Klinefelter syndrome karyotype 47, XXY
ICD10CM code
Name of the Condition
- Klinefelter Syndrome (47, XXY Karyotype)
- ICD Code: Q98.0
Summary
Klinefelter syndrome is a genetic condition affecting males, characterized by an extra X chromosome, resulting in the karyotype 47, XXY. This condition may lead to physical, developmental, and reproductive issues.
Causes
The condition is caused by a random genetic event leading to an extra X chromosome in males. This occurs during the formation of reproductive cells (eggs and sperm).
Risk Factors
- Advanced maternal age slightly increases the risk.

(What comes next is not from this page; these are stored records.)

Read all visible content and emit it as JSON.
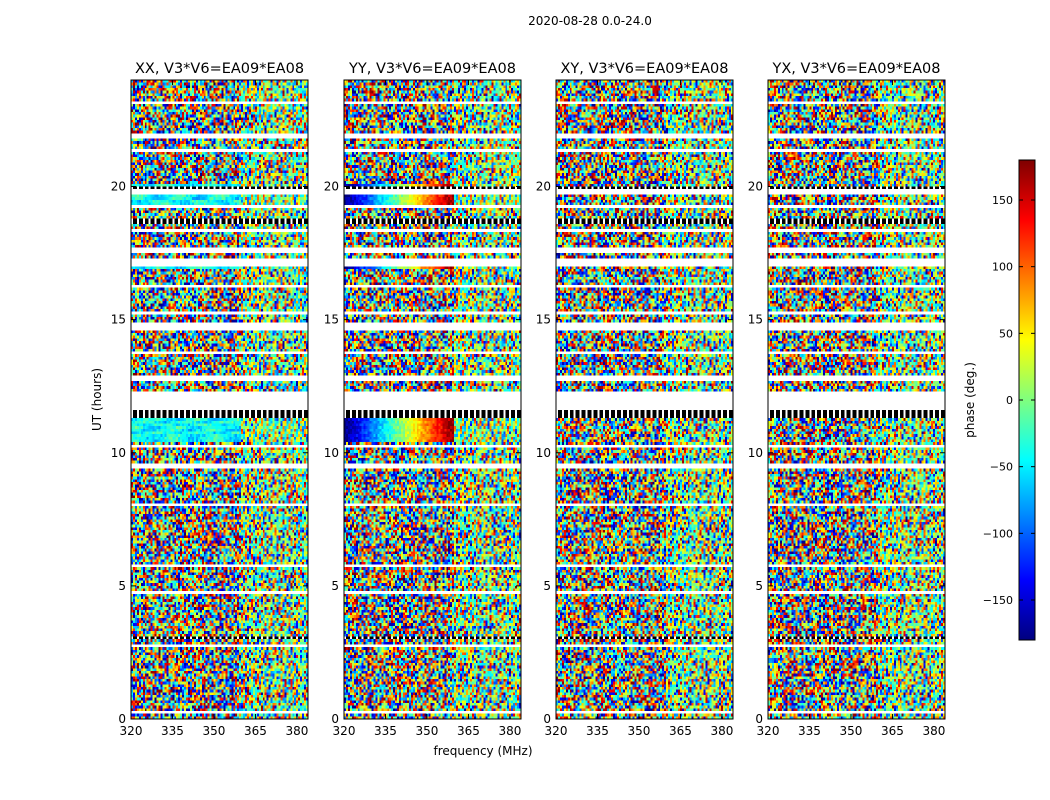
{
  "suptitle": "2020-08-28 0.0-24.0",
  "chart_data": {
    "type": "heatmap",
    "x_axis": {
      "label": "frequency (MHz)",
      "range": [
        320,
        384
      ],
      "ticks": [
        320,
        335,
        350,
        365,
        380
      ]
    },
    "y_axis": {
      "label": "UT (hours)",
      "range": [
        0,
        24
      ],
      "ticks": [
        0,
        5,
        10,
        15,
        20
      ]
    },
    "colorbar": {
      "label": "phase (deg.)",
      "range": [
        -180,
        180
      ],
      "ticks": [
        -150,
        -100,
        -50,
        0,
        50,
        100,
        150
      ],
      "colormap": "jet",
      "stops": [
        "#00007f",
        "#0000ff",
        "#007fff",
        "#00ffff",
        "#7fff7f",
        "#ffff00",
        "#ff7f00",
        "#ff0000",
        "#7f0000"
      ]
    },
    "panels": [
      {
        "title": "XX, V3*V6=EA09*EA08"
      },
      {
        "title": "YY, V3*V6=EA09*EA08"
      },
      {
        "title": "XY, V3*V6=EA09*EA08"
      },
      {
        "title": "YX, V3*V6=EA09*EA08"
      }
    ],
    "blank_gaps_ut_hours": [
      [
        0.2,
        0.25
      ],
      [
        1.45,
        1.5
      ],
      [
        2.75,
        2.85
      ],
      [
        4.7,
        4.75
      ],
      [
        5.7,
        5.8
      ],
      [
        7.45,
        7.5
      ],
      [
        8.0,
        8.1
      ],
      [
        8.55,
        8.65
      ],
      [
        9.45,
        9.55
      ],
      [
        10.25,
        10.35
      ],
      [
        11.6,
        12.3
      ],
      [
        12.75,
        12.85
      ],
      [
        13.7,
        13.8
      ],
      [
        14.6,
        14.9
      ],
      [
        15.15,
        15.25
      ],
      [
        16.2,
        16.3
      ],
      [
        17.0,
        17.3
      ],
      [
        17.55,
        17.65
      ],
      [
        18.3,
        18.4
      ],
      [
        19.2,
        19.3
      ],
      [
        19.75,
        19.85
      ],
      [
        21.3,
        21.4
      ],
      [
        21.85,
        22.0
      ],
      [
        23.1,
        23.2
      ]
    ],
    "flagged_rows_ut_hours": [
      [
        3.0,
        3.1
      ],
      [
        11.3,
        11.6
      ],
      [
        18.6,
        18.8
      ],
      [
        19.9,
        20.0
      ]
    ]
  }
}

- A family history of genetic disorders may contribute, but Klinefelter syndrome itself is not inherited.
Symptoms
- Taller than average height
- Reduced muscle mass
- Enlarged breast tissue (gynecomastia)
- Reduced facial and body hair
- Small testes and reduced fertility
- Learning and social challenges
Diagnosis
- Karyotype Analysis: A blood test to analyze chromosome composition.
- Hormone Testing: To assess levels of testosterone and other hormones.
- Physical examination may reveal signs like underdeveloped testes.
Treatment Options
- Testosterone Replacement Therapy: Improves muscle mass, hair growth, and energy levels.
- Speech and Physical Therapy: Assists in addressing developmental delays and speech issues.
- Fertility Treatment: Although natural conception is rare, other assisted reproduction techniques may be explored.
- Psychological counseling can support mental well-being and learning challenges.
Prognosis and Follow-Up
With appropriate treatment, individuals can live healthy lives. Regular follow-up with endocrinologists and other specialists is crucial to monitor hormone levels and manage symptoms.
Complications
- Osteoporosis due to low testosterone levels
- Increased risk of breast cancer
- Social and educational challenges
Lifestyle & Prevention
While Klinefelter syndrome cannot be prevented, maintaining a balanced diet, regular exercise, and avoiding smoking or excessive alcohol can help manage the condition's impact.
When to Seek Professional Help
Parents should consult a healthcare provider if their son shows developmental delays or if physical characteristics of Klinefelter syndrome are apparent.
Additional Resources
- Klinefelter Syndrome Association: ksausa.org
- National Organization for Rare Disorders: rarediseases.org
Tips for Medical Coders
- Verify the genetic test results confirming 47, XXY karyotype before assigning Q98.0.
- Avoid using unspecified or general codes for chromosomal abnormalities; ensure precise coding for accurate data and research purposes.